16/03/2026
Les angoisses ou la voie sans issue
Les angoisses, quels handicaps !
Se sont des sensations, des impressions, difficilement descriptibles et donc compliquées à partager avec son entourage qui ne comprend pas quel est le problème ou tout du moins la disproportion de la réaction par rapport à une situation, par exemple ne plus pouvoir se rendre dans un magasin. Seules les personnes ayant vécu cette « expérience » peuvent vraiment comprendre cet état intérieur.

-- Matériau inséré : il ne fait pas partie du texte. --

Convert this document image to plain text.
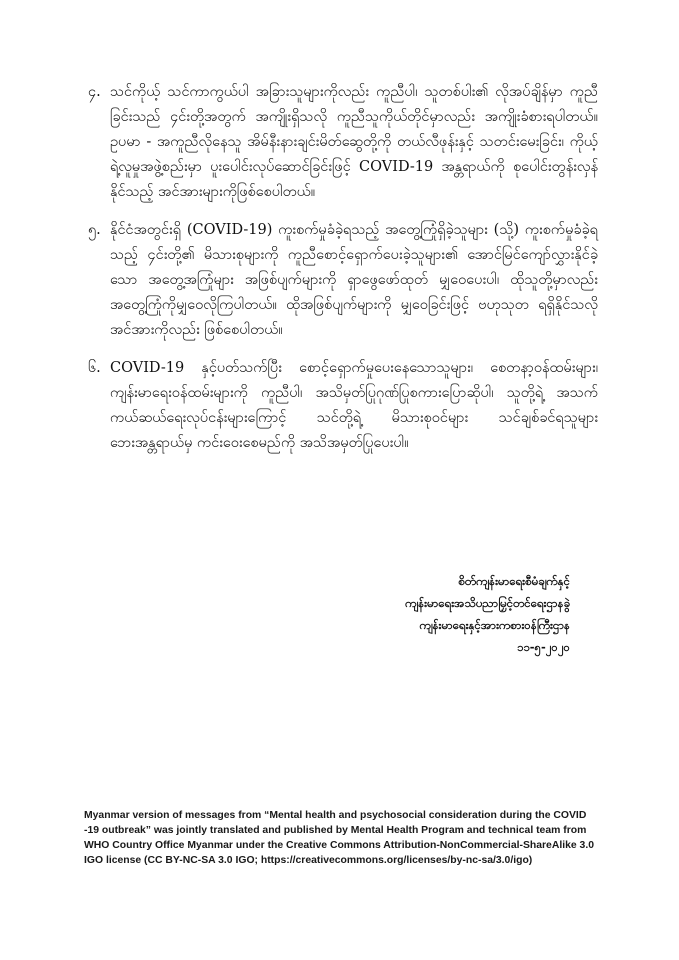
၄. သင်ကိုယ့် သင်ကာကွယ်ပါ အခြားသူများကိုလည်း ကူညီပါ၊ သူတစ်ပါး၏ လိုအပ်ချိန်မှာ ကူညီခြင်းသည် ၄င်းတို့အတွက် အကျိုးရှိသလို ကူညီသူကိုယ်တိုင်မှာလည်း အကျိုးခံစားရပါတယ်။ ဥပမာ - အကူညီလိုနေသူ အိမ်နီးနားချင်းမိတ်ဆွေတို့ကို တယ်လီဖုန်းနှင့် သတင်းမေးခြင်း၊ ကိုယ့်ရဲ့လူမှုအဖွဲ့စည်းမှာ ပူးပေါင်းလုပ်ဆောင်ခြင်းဖြင့် COVID-19 အန္တရာယ်ကို စုပေါင်းတွန်းလှန်နိုင်သည့် အင်အားများကိုဖြစ်စေပါတယ်။
၅. နိုင်ငံအတွင်းရှိ (COVID-19) ကူးစက်မှုခံခဲ့ရသည့် အတွေ့ကြုံရှိခဲ့သူများ (သို့) ကူးစက်မှုခံခဲ့ရသည့် ၄င်းတို့၏ မိသားစုများကို ကူညီစောင့်ရှောက်ပေးခဲ့သူများ၏ အောင်မြင်ကျော်လွှားနိုင်ခဲ့သော အတွေ့အကြုံများ အဖြစ်ပျက်များကို ရှာဖွေဖော်ထုတ် မျှဝေပေးပါ၊ ထိုသူတို့မှာလည်း အတွေ့ကြုံကိုမျှဝေလိုကြပါတယ်။ ထိုအဖြစ်ပျက်များကို မျှဝေခြင်းဖြင့် ဗဟုသုတ ရရှိနိုင်သလို အင်အားကိုလည်း ဖြစ်စေပါတယ်။
၆. COVID-19 နှင့်ပတ်သက်ပြီး စောင့်ရှောက်မှုပေးနေသောသူများ၊ စေတနာ့ဝန်ထမ်းများ၊ ကျန်းမာရေးဝန်ထမ်းများကို ကူညီပါ၊ အသိမှတ်ပြုဂုဏ်ပြုစကားပြောဆိုပါ၊ သူတို့ရဲ့ အသက်ကယ်ဆယ်ရေးလုပ်ငန်းများကြောင့် သင်တို့ရဲ့ မိသားစုဝင်များ သင်ချစ်ခင်ရသူများ ဘေးအန္တရာယ်မှ ကင်းဝေးစေမည်ကို အသိအမှတ်ပြုပေးပါ။
စိတ်ကျန်းမာရေးစီမံချက်နှင့်
ကျန်းမာရေးအသိပညာမြှင့်တင်ရေးဌာနခွဲ
ကျန်းမာရေးနှင့်အားကစားဝန်ကြီးဌာန
၁၁-၅-၂၀၂၀
Myanmar version of messages from “Mental health and psychosocial consideration during the COVID -19 outbreak” was jointly translated and published by Mental Health Program and technical team from WHO Country Office Myanmar under the Creative Commons Attribution-NonCommercial-ShareAlike 3.0 IGO license (CC BY-NC-SA 3.0 IGO; https://creativecommons.org/licenses/by-nc-sa/3.0/igo)
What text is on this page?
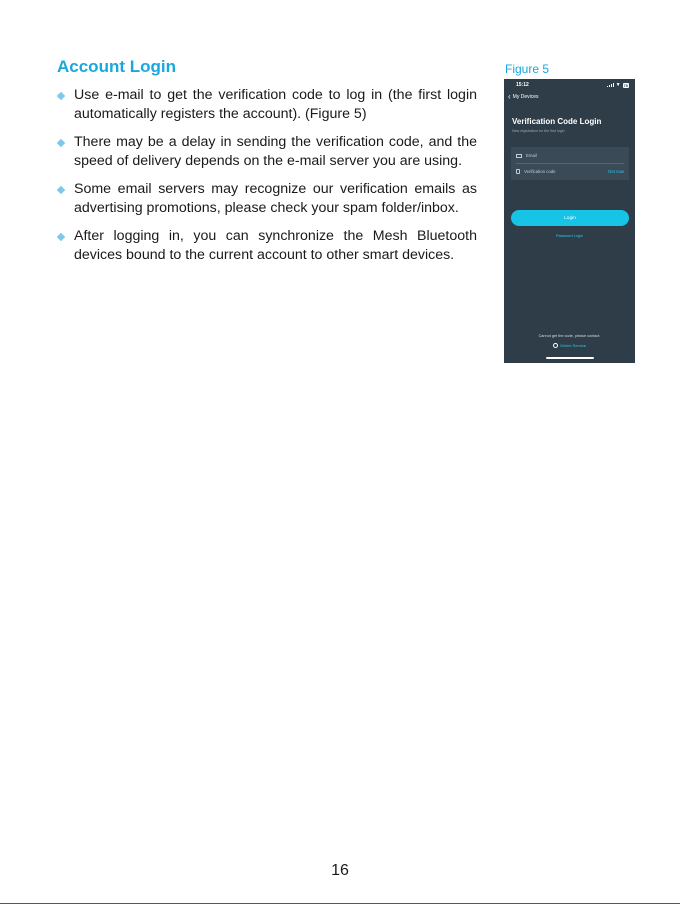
Account Login
Use e-mail to get the verification code to log in (the first login automatically registers the account). (Figure 5)
There may be a delay in sending the verification code, and the speed of delivery depends on the e-mail server you are using.
Some email servers may recognize our verification emails as advertising promotions, please check your spam folder/inbox.
After logging in, you can synchronize the Mesh Bluetooth devices bound to the current account to other smart devices.
Figure 5
15:12	▼ 70
‹ My Devices
Verification Code Login
New registration for the first login
Email
Verification code	Get now
Login
Password Login
Cannot get the code, please contact:
Online Service
16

Alors c'est quoi, les angoisses... Ce sont des traumatismes plus ou moins anciens, donc des chocs émotionnels d'origine relationnels, intenses ou répétitifs mais également possiblement physiques, n'ayant pas pu être « digérés » au moment où ils ont été vécus.
Ces chocs enfouis plus ou moins profondément tentent de faire surface, mais une barrière, qui au départ est une protection, les empêche de remonter de manière originelle. Ne pouvant sortir, ils provoquent alors une angoisse, c'est à dire quelque chose de diffus.
Le ou les traumatismes à l'origine de ces angoisses sont bien souvent connus des personnes, mais mal identifiés. Soit ils ne s'imaginent pas qu'il puisse y avoir une relation entre le choc émotionnel et cette angoisse, soit voient cette relation mais n'en comprennent pas la manifestation ni l'intensité, d'autant plus qu'il y a généralement plusieurs traumatismes à l'œuvre, et que certains, bien que moins conséquents que d'autres, participent par accumulation à ces angoisses.
Comment alors réduire l'intensité de ces angoisses ?
Les angoisses étant la plupart du temps le résultat de différents traumatismes, il est nécessaire de travailler sur ceux-ci afin de leur permettre de remonter à la surface et d'être ainsi évacués, de façon conséquente.
Mon approche pour désactiver les angoisses est composée de plusieurs méthodes, déjà le dialogue, un échange d'inspiration analytique, en clair, remonter le fil conducteur jusqu'à la source des traumatismes, associé généralement à l'E.M.D.R., et parfois à des techniques spécifiques de respiration de libération.
Après, c'est « juste » du travail (laborieux), et de la persévérance lorsque les chocs sont anciens et profonds.